„180“: Wenn aus Trauer stumpfe Wut wird
Gewalt erzeugt Gewalt. Es ist ein Mantra, das so alt ist wie das Erzählen von Geschichten selbst, ein unendlicher Teufelskreis, der in der Welt der Filme und Serien oft als emotionaler und erzählerischer Motor fungiert. Systemversagen trifft auf soziale Instabilität, strukturelle Benachteiligung paart sich mit dem menschlichen Drang nach Vergeltung. Wut entlädt sich in Gewalt – und erntet Gegengewalt – ein tragisches Naturgesetz, das auch im südafrikanischen Netflix Original „180“ zum Tragen kommt. Im Zentrum steht Zak (Prince Grootboom), ein Mann, der versucht hat, alles richtig zu machen. Er hat seiner dunklen Vergangenheit im organisierten Verbrechen von Johannesburg den Rücken gekehrt und strebt nach nichts Geringerem als bürgerlicher Normalität.
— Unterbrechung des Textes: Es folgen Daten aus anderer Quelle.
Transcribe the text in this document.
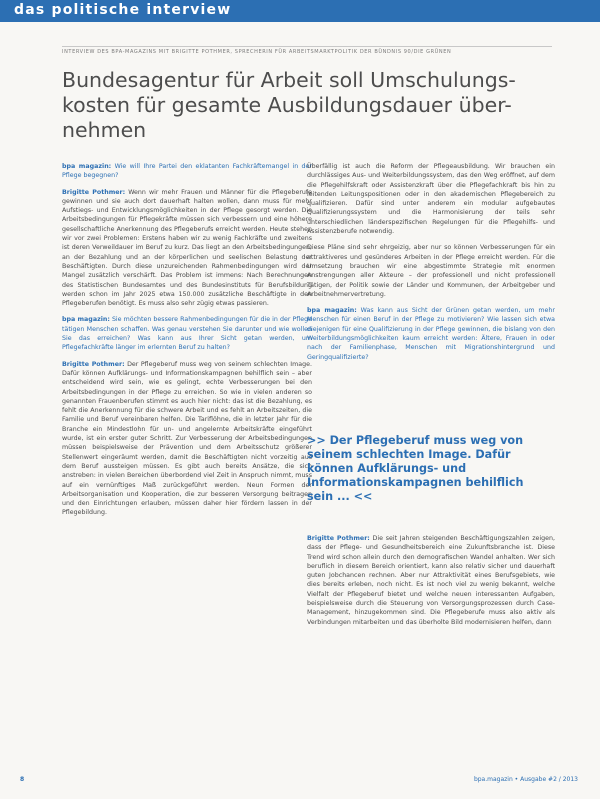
das politische interview
INTERVIEW DES BPA-MAGAZINS MIT BRIGITTE POTHMER, SPRECHERIN FÜR ARBEITSMARKTPOLITIK DER BÜNDNIS 90/DIE GRÜNEN
Bundesagentur für Arbeit soll Umschulungs-kosten für gesamte Ausbildungsdauer über-nehmen

bpa magazin: Wie will Ihre Partei den eklatanten Fachkräftemangel in der Pflege begegnen?

Brigitte Pothmer: Wenn wir mehr Frauen und Männer für die Pflegeberufe gewinnen und sie auch dort dauerhaft halten wollen, dann muss für mehr Aufstiegs- und Entwicklungsmöglichkeiten in der Pflege gesorgt werden. Die Arbeitsbedingungen für Pflegekräfte müssen sich verbessern und eine höhere gesellschaftliche Anerkennung des Pflegeberufs erreicht werden. Heute stehen wir vor zwei Problemen: Erstens haben wir zu wenig Fachkräfte und zweitens ist deren Verweildauer im Beruf zu kurz. Das liegt an den Arbeitsbedingungen, an der Bezahlung und an der körperlichen und seelischen Belastung der Beschäftigten. Durch diese unzureichenden Rahmenbedingungen wird der Mangel zusätzlich verschärft. Das Problem ist immens: Nach Berechnungen des Statistischen Bundesamtes und des Bundesinstituts für Berufsbildung werden schon im Jahr 2025 etwa 150.000 zusätzliche Beschäftigte in den Pflegeberufen benötigt. Es muss also sehr zügig etwas passieren.

bpa magazin: Sie möchten bessere Rahmenbedingungen für die in der Pflege tätigen Menschen schaffen. Was genau verstehen Sie darunter und wie wollen Sie das erreichen? Was kann aus Ihrer Sicht getan werden, um Pflegefachkräfte länger im erlernten Beruf zu halten?

Brigitte Pothmer: Der Pflegeberuf muss weg von seinem schlechten Image. Dafür können Aufklärungs- und Informationskampagnen behilflich sein – aber entscheidend wird sein, wie es gelingt, echte Verbesserungen bei den Arbeitsbedingungen in der Pflege zu erreichen. So wie in vielen anderen so genannten Frauenberufen stimmt es auch hier nicht: das ist die Bezahlung, es fehlt die Anerkennung für die schwere Arbeit und es fehlt an Arbeitszeiten, die Familie und Beruf vereinbaren helfen. Die Tariflöhne, die in letzter Jahr für die Branche ein Mindestlohn für un- und angelernte Arbeitskräfte eingeführt wurde, ist ein erster guter Schritt. Zur Verbesserung der Arbeitsbedingungen müssen beispielsweise der Prävention und dem Arbeitsschutz größerer Stellenwert eingeräumt werden, damit die Beschäftigten nicht vorzeitig aus dem Beruf aussteigen müssen. Es gibt auch bereits Ansätze, die sich anstreben: in vielen Bereichen überbordend viel Zeit in Anspruch nimmt, muss auf ein vernünftiges Maß zurückgeführt werden. Neun Formen der Arbeitsorganisation und Kooperation, die zur besseren Versorgung beitragen und den Einrichtungen erlauben, müssen daher hier fördern lassen in der Pflegebildung.

Überfällig ist auch die Reform der Pflegeausbildung. Wir brauchen ein durchlässiges Aus- und Weiterbildungssystem, das den Weg eröffnet, auf dem die Pflegehilfskraft oder Assistenzkraft über die Pflegefachkraft bis hin zu leitenden Leitungspositionen oder in den akademischen Pflegebereich zu qualifizieren. Dafür sind unter anderem ein modular aufgebautes Qualifizierungssystem und die Harmonisierung der teils sehr unterschiedlichen länderspezifischen Regelungen für die Pflegehilfs- und Assistenzberufe notwendig.

Diese Pläne sind sehr ehrgeizig, aber nur so können Verbesserungen für ein attraktiveres und gesünderes Arbeiten in der Pflege erreicht werden. Für die Umsetzung brauchen wir eine abgestimmte Strategie mit enormen Anstrengungen aller Akteure – der professionell und nicht professionell Tätigen, der Politik sowie der Länder und Kommunen, der Arbeitgeber und Arbeitnehmervertretung.

bpa magazin: Was kann aus Sicht der Grünen getan werden, um mehr Menschen für einen Beruf in der Pflege zu motivieren? Wie lassen sich etwa diejenigen für eine Qualifizierung in der Pflege gewinnen, die bislang von den Weiterbildungsmöglichkeiten kaum erreicht werden: Ältere, Frauen in oder nach der Familienphase, Menschen mit Migrationshintergrund und Geringqualifizierte?

>> Der Pflegeberuf muss weg von seinem schlechten Image. Dafür können Aufklärungs- und Informationskampagnen behilflich sein ... <<

Brigitte Pothmer: Die seit Jahren steigenden Beschäftigungszahlen zeigen, dass der Pflege- und Gesundheitsbereich eine Zukunftsbranche ist. Diese Trend wird schon allein durch den demografischen Wandel anhalten. Wer sich beruflich in diesem Bereich orientiert, kann also relativ sicher und dauerhaft guten Jobchancen rechnen. Aber nur Attraktivität eines Berufsgebiets, wie dies bereits erleben, noch nicht. Es ist noch viel zu wenig bekannt, welche Vielfalt der Pflegeberuf bietet und welche neuen interessanten Aufgaben, beispielsweise durch die Steuerung von Versorgungsprozessen durch Case-Management, hinzugekommen sind. Die Pflegeberufe muss also aktiv als Verbindungen mitarbeiten und das überholte Bild modernisieren helfen, dann

8	bpa.magazin • Ausgabe #2 / 2013
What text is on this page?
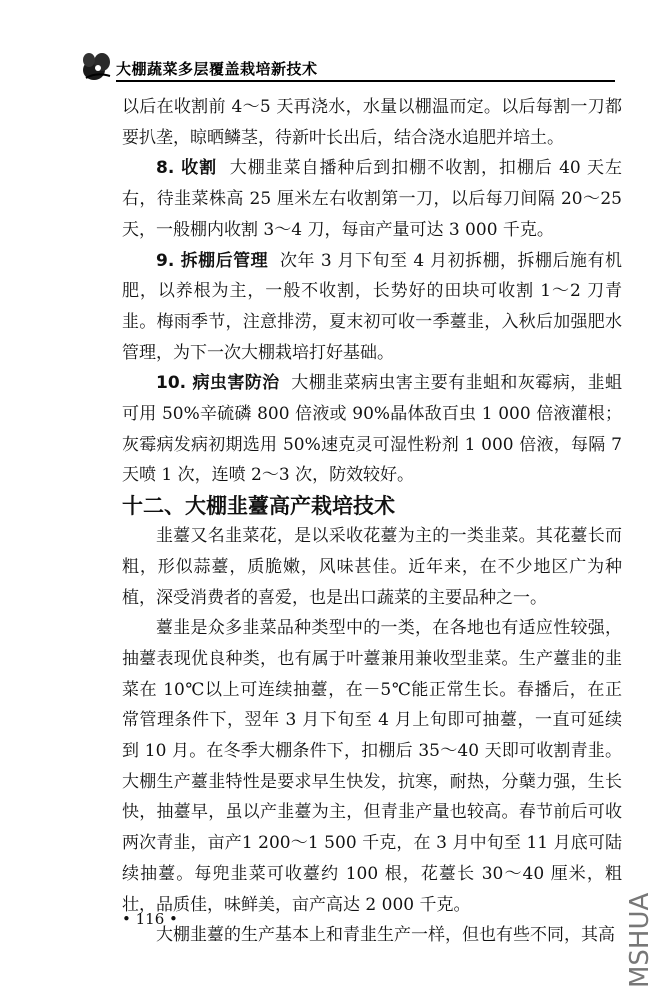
大棚蔬菜多层覆盖栽培新技术

以后在收割前 4～5 天再浇水，水量以棚温而定。以后每割一刀都要扒垄，晾晒鳞茎，待新叶长出后，结合浇水追肥并培土。

8. 收割 大棚韭菜自播种后到扣棚不收割，扣棚后 40 天左右，待韭菜株高 25 厘米左右收割第一刀，以后每刀间隔 20～25 天，一般棚内收割 3～4 刀，每亩产量可达 3 000 千克。

9. 拆棚后管理 次年 3 月下旬至 4 月初拆棚，拆棚后施有机肥，以养根为主，一般不收割，长势好的田块可收割 1～2 刀青韭。梅雨季节，注意排涝，夏末初可收一季薹韭，入秋后加强肥水管理，为下一次大棚栽培打好基础。

10. 病虫害防治 大棚韭菜病虫害主要有韭蛆和灰霉病，韭蛆可用 50%辛硫磷 800 倍液或 90%晶体敌百虫 1 000 倍液灌根；灰霉病发病初期选用 50%速克灵可湿性粉剂 1 000 倍液，每隔 7 天喷 1 次，连喷 2～3 次，防效较好。

十二、大棚韭薹高产栽培技术

韭薹又名韭菜花，是以采收花薹为主的一类韭菜。其花薹长而粗，形似蒜薹，质脆嫩，风味甚佳。近年来，在不少地区广为种植，深受消费者的喜爱，也是出口蔬菜的主要品种之一。

薹韭是众多韭菜品种类型中的一类，在各地也有适应性较强，抽薹表现优良种类，也有属于叶薹兼用兼收型韭菜。生产薹韭的韭菜在 10℃以上可连续抽薹，在－5℃能正常生长。春播后，在正常管理条件下，翌年 3 月下旬至 4 月上旬即可抽薹，一直可延续到 10 月。在冬季大棚条件下，扣棚后 35～40 天即可收割青韭。大棚生产薹韭特性是要求早生快发，抗寒，耐热，分蘖力强，生长快，抽薹早，虽以产韭薹为主，但青韭产量也较高。春节前后可收两次青韭，亩产1 200～1 500 千克，在 3 月中旬至 11 月底可陆续抽薹。每兜韭菜可收薹约 100 根，花薹长 30～40 厘米，粗壮，品质佳，味鲜美，亩产高达 2 000 千克。

大棚韭薹的生产基本上和青韭生产一样，但也有些不同，其高

• 116 •	MSHUA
Doch das Schicksal schlägt zurück.

Die Verzweiflung eines Vaters, der zusehen muss, wie seine Welt in Sekundenbruchteilen implodiert: Ein banaler Moment im Straßenverkehr, der binnen Sekunden zur Katastrophe eskaliert, leitet alles ein. Ein Streit mündet in einer Schießerei, bei der ein Querschläger seinen kleinen Sohn tödlich trifft. Es ist dieser Moment der totalen Ohnmacht, der „180“ antreibt. Es kann reichlich peinlich werden, wenn sich verzweifelte Eltern auf der Leinwand selbst um das Wohl ihrer Familie oder die Gerechtigkeit kümmern. Man denke nur an den Netflix-Fehlgriff „Straw“, wo statt echter Sozialkritik und fundiertem Storytelling lediglich Polemik und Kleingeist zum Tragen kamen. Wenn in „180“ das Krankenhaus die Behandlung verzögert, weil die Krankenversicherungsbeiträge ausblieben, und wenig später die bürokratische Trägheit der Polizei dafür sorgt, dass einer der Täter das Revier scheinbar konsequenzlos verlassen kann, ahnt man Schlimmes.

Teufelskreis von der Stange
Doch während „Straw“ jeden Seitenhieb verdient, den man ihm verpassen kann, wählt „180“ einen etwas anderen, wenn auch nicht unbedingt originelleren Weg. Die befürchtete plumpe Sozialkritik bleibt zwar weitgehend aus, wird aber durch eine ebenso bekannte „Man on a Mission“-Action ersetzt. Zak will das richten, was die Justiz nicht schafft – er will Rache für seinen Sohn. Und diese Rache verläuft leider in sehr bekannten Mustern. Der Film pendelt dabei unentschlossen zwischen schwerem Drama und Rache-Thriller. Die Melancholie trieft, die Bilder sind düster, die Inszenierung wirkt kompetent – aber es fehlt das gewisse Etwas, die atmosphärische Dichte, die einen wirklich packt. Handwerklich lässt sich wenig meckern; das südafrikanische Produktionsteam weiß, wie man einen modernen Thriller für ein globales Publikum optisch ansprechend aufbereitet. Es sieht nach „Quality Content“ aus, fühlt sich aber oft nur wie eine Pflichtübung an.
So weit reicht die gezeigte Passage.